Um vigilante que atua em contratos públicos na Paraíba denunciou ao site Polêmica Patos uma série de irregularidades cometidas pela empresa Kairós, responsável pela prestação de serviços de segurança em diferentes municípios do estado.
A denúncia foi feita sob condição de anonimato, diante do receio de represálias. Segundo o trabalhador, salários e vales-alimentação vêm sendo pagos com atraso recorrente, afetando profissionais que atuam em cidades como Patos, Campina Grande, João Pessoa, Cajazeiras e na região do Vale do Piancó.
De acordo com o relato, contratos ligados à área da educação acumulam atrasos salariais e ao menos três vales-alimentação não pagos. A situação se repete em outros postos, como o da CEASA e o da Polícia Militar no bairro Monte Castelo, em Patos. No caso do contrato da CAGEPA, a empresa teria perdido a concessão após deixar de pagar salários, a segunda parcela do décimo terceiro e benefícios, sendo substituída por outra prestadora, que manteve os vigilantes empregados.
O denunciante afirma ainda que a crise financeira enfrentada pelos trabalhadores tem causado consequências graves.
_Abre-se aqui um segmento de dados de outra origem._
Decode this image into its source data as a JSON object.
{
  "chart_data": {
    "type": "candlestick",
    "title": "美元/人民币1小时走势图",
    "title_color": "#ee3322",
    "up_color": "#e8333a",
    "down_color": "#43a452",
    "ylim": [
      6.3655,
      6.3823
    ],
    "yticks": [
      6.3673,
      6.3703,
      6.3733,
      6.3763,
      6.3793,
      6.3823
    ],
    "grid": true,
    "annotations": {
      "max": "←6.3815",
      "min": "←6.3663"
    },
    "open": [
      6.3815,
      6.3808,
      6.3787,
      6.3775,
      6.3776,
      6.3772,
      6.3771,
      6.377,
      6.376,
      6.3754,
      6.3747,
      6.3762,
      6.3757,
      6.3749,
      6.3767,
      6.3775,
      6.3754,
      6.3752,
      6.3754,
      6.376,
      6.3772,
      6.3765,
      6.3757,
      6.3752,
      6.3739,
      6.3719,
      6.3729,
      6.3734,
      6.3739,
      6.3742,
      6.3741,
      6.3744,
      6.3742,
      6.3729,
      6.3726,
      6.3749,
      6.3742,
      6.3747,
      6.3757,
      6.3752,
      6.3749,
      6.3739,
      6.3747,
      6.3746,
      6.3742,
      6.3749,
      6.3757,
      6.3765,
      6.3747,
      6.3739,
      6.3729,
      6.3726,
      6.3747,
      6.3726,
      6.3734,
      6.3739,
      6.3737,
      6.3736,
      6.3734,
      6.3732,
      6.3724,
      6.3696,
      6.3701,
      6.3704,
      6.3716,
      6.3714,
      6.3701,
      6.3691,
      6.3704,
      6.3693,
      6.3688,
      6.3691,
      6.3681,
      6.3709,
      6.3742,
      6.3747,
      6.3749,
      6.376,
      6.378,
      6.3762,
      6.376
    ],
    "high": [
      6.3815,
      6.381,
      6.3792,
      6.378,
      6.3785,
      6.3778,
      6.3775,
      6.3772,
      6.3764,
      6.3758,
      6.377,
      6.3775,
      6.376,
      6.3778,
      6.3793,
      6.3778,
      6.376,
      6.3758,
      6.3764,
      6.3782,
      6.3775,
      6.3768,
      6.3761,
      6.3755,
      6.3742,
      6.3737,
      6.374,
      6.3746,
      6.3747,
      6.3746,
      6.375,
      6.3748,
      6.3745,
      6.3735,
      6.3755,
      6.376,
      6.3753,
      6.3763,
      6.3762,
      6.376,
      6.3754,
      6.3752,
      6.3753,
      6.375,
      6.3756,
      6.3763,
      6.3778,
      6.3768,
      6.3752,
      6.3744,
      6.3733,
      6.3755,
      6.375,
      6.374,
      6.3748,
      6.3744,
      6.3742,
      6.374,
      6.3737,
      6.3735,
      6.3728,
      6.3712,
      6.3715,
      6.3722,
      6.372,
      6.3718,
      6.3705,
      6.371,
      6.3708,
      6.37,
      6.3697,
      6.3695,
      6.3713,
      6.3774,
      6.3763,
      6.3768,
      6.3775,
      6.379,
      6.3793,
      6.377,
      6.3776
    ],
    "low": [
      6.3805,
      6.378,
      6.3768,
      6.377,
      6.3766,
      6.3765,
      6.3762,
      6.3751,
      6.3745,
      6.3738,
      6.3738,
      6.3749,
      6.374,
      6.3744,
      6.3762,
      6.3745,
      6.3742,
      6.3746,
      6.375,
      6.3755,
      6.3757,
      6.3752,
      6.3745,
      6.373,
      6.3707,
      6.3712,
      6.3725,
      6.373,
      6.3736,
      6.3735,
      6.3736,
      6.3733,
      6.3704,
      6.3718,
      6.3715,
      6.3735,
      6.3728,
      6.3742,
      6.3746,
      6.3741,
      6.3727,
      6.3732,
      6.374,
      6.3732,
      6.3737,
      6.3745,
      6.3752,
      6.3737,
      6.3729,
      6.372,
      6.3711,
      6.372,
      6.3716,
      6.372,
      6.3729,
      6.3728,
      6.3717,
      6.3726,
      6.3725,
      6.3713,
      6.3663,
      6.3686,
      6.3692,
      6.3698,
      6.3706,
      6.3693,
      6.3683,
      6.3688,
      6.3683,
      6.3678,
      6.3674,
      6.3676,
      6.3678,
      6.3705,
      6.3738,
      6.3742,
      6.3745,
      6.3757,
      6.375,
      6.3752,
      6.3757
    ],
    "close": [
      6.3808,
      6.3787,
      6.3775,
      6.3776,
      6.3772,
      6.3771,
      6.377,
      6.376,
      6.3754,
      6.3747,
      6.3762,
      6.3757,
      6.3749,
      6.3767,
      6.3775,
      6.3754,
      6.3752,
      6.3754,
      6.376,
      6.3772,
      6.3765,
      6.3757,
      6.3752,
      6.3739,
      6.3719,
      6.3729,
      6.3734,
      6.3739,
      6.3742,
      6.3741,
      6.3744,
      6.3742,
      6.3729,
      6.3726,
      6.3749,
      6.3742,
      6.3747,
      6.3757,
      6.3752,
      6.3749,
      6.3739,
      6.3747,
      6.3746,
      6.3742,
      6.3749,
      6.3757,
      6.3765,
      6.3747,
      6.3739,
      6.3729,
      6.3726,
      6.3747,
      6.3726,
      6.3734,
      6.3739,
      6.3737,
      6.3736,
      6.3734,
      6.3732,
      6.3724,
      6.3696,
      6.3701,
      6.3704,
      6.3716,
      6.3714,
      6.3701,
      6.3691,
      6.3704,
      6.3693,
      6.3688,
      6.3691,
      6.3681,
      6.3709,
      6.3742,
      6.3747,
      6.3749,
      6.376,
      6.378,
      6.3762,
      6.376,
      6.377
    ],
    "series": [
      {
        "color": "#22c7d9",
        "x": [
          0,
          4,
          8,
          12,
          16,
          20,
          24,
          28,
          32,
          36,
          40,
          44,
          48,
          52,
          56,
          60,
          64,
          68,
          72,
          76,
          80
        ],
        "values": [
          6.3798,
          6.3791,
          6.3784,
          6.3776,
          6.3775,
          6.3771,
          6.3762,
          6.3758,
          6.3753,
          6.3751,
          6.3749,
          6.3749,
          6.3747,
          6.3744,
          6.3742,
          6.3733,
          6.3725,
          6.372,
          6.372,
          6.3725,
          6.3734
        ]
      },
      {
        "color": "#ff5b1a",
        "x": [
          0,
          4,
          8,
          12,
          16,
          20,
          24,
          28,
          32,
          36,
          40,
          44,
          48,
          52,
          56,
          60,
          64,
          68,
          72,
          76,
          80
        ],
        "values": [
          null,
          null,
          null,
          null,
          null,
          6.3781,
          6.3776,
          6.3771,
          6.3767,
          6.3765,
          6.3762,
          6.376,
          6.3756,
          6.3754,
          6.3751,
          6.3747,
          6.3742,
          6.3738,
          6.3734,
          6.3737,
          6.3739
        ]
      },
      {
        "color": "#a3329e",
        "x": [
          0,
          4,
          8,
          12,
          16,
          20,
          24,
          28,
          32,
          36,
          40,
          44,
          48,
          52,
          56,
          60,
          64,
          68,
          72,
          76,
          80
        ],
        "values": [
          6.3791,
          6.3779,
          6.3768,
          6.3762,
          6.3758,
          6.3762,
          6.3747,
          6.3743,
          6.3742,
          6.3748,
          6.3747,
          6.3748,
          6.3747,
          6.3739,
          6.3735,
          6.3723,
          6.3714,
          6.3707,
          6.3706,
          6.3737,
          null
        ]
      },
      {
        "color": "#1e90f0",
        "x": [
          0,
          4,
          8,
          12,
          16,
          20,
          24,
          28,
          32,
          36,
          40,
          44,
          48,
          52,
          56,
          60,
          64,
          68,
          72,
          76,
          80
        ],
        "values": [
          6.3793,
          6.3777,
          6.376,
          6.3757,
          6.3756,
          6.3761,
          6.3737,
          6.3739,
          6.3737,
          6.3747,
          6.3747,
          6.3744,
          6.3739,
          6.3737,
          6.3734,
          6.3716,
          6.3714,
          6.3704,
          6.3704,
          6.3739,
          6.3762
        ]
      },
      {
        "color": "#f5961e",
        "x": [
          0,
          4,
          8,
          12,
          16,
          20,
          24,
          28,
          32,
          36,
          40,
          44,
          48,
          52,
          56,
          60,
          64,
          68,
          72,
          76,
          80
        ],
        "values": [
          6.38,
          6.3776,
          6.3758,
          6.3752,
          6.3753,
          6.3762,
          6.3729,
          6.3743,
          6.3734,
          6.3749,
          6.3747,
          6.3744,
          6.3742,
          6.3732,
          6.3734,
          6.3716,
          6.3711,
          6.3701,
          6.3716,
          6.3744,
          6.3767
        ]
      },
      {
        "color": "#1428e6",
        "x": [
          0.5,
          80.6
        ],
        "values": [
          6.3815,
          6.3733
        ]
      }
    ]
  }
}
Há relatos de vigilantes que pediram demissão por falta de condições básicas de sobrevivência e informações de que ao menos um profissional teria tirado a própria vida após sofrer forte pressão familiar em razão de dívidas geradas pelos atrasos. Segundo ele, colegas relatam situações de fome e desespero, sem qualquer retorno da empresa ou dos gestores responsáveis pelos contratos.
Diante do cenário, os vigilantes cobram a atuação de órgãos fiscalizadores, como o Ministério do Trabalho, o Ministério Público e demais autoridades competentes. O entrevistado também aponta corresponsabilidade do Governo do Estado, que mantém contratos com a empresa, e pede o encerramento imediato da parceria caso a Kairós não tenha condições de cumprir suas obrigações trabalhistas. Segundo ele, mais de 1.500 vigilantes vinculados à educação aguardam uma solução que garanta o pagamento em dia e o respeito aos direitos básicos da categoria.
A reportagem informa que o espaço permanece aberto para que a empresa Kairós, o Governo do Estado e os demais órgãos citados possam se manifestar sobre as denúncias apresentadas.